Georgy Vasilievich Dyshlenko
About museum
Georgy Vasilievich Dyshlenko – a Soviet and Russian painter. He was born on December 28, 1915, in the village of Irmino, Donetsk Oblast; later he moved with his parents to the village of Novo-Derkul, Belovodsky District, Luhansk Oblast. From 1934 to 1939 he studied at the Kharkiv Art Institute in the battle-painting studio under the direction of P. I. Kotov. From 1939 to 1941 he served in the 275th Corps Artillery Regiment in a reconnaissance division.
He took part in the Great Patriotic War (World War II), fighting at Smolensk, in the defeat of the Nazi German forces near Moscow, and he helped liberate the cities of Oryol and Bryansk, as well as Hungary, Austria, and Czechoslovakia. He was awarded the Order of the Red Star and five combat medals.

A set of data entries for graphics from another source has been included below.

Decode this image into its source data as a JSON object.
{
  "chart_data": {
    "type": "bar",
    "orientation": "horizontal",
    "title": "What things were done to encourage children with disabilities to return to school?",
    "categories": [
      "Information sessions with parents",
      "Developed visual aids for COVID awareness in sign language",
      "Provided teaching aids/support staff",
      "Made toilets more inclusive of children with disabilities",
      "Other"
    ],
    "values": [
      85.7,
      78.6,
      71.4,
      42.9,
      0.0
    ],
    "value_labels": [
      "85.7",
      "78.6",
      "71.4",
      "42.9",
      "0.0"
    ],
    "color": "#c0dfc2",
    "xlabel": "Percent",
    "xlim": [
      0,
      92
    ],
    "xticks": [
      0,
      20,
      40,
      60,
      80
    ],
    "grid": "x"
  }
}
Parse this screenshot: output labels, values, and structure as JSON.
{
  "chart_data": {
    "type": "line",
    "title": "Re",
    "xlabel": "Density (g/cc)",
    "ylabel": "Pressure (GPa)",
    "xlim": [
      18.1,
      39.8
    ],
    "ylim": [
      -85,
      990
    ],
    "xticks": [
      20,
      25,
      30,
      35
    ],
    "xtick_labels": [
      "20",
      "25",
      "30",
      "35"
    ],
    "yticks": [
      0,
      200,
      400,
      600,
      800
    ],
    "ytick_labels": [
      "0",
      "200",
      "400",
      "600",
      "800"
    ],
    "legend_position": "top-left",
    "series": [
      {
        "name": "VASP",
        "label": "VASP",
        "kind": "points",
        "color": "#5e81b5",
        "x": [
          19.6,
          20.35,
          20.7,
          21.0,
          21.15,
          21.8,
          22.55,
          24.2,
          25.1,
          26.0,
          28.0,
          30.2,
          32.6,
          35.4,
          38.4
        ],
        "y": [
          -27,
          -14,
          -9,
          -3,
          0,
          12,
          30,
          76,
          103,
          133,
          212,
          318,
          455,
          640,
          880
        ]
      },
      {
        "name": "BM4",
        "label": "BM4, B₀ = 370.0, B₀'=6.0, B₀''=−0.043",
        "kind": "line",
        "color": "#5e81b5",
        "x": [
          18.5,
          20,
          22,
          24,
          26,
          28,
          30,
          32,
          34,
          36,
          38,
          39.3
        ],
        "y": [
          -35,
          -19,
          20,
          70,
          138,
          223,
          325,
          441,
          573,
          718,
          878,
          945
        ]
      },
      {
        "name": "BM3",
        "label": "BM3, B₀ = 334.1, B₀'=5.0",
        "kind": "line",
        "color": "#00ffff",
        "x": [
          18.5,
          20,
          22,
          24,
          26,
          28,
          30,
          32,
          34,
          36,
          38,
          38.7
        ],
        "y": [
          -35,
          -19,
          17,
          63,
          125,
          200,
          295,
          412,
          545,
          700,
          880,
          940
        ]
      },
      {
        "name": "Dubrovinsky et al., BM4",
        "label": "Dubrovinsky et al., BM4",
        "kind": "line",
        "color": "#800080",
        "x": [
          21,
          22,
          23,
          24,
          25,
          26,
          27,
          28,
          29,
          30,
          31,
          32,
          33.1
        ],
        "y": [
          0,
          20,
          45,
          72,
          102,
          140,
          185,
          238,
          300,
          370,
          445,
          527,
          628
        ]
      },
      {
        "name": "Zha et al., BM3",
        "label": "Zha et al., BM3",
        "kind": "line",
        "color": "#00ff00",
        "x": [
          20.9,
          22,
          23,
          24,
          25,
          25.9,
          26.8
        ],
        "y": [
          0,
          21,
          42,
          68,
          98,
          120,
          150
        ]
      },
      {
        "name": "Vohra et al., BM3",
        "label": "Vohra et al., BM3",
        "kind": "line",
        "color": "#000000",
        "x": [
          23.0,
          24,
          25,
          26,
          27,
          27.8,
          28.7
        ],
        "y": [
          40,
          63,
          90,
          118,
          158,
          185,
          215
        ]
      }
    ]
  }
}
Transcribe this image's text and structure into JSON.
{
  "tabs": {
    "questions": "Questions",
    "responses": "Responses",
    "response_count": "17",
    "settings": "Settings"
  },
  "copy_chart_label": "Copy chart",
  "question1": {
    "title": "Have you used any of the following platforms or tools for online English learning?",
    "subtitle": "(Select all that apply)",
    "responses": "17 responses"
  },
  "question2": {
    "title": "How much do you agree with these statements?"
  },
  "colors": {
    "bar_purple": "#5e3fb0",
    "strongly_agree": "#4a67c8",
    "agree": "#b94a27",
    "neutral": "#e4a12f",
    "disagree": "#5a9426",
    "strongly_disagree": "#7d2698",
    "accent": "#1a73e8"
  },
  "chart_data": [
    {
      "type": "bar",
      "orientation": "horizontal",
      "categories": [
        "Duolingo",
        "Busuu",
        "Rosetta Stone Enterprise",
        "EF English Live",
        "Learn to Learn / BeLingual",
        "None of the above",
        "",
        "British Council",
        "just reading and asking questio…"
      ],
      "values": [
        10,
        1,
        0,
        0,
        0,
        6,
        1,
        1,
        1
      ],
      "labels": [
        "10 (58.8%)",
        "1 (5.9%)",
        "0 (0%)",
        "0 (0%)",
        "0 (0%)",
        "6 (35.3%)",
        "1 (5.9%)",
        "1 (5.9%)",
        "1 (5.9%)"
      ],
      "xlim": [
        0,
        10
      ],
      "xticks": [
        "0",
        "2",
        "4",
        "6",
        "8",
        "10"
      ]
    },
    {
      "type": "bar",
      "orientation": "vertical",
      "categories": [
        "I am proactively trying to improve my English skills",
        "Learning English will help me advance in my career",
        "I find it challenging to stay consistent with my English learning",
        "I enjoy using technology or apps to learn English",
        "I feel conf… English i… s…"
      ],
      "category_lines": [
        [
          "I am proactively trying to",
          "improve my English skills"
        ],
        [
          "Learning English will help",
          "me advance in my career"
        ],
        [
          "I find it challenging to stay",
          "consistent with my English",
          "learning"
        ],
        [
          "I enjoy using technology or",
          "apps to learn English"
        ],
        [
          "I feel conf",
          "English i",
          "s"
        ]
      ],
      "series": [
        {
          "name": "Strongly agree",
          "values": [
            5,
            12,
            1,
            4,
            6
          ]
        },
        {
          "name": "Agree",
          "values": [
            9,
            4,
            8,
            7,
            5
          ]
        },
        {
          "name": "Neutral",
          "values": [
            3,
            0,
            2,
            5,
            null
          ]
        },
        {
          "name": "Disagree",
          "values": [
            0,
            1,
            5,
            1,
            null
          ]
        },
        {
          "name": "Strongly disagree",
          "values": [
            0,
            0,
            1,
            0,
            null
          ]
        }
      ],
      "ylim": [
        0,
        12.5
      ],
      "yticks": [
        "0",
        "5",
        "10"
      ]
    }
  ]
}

In 1945 he moved to Oryol. In 1956 he was admitted to the VTOO "Union of Artists of Russia." He served as chairman of the board of the Oryol organization of the Union of Artists in 1957–1962 and 1979–1983. From 1959 to 1981 he worked as a senior lecturer, then as an associate professor in the Department of Fine Arts, and later as dean of the Art and Graphic Faculty of the Oryol State Pedagogical Institute. He is known as one of the authors of the diorama "The Battle of Oryol," located in the Oryol Regional Museum of Local Lore. Among his well-known paintings are the landscape "Outskirts. Pigeons," the still life "Oryol Bread," and a series of landscapes "In Turgenev's Places." Georgy Vasilievich Dyshlenko passed away in 1994.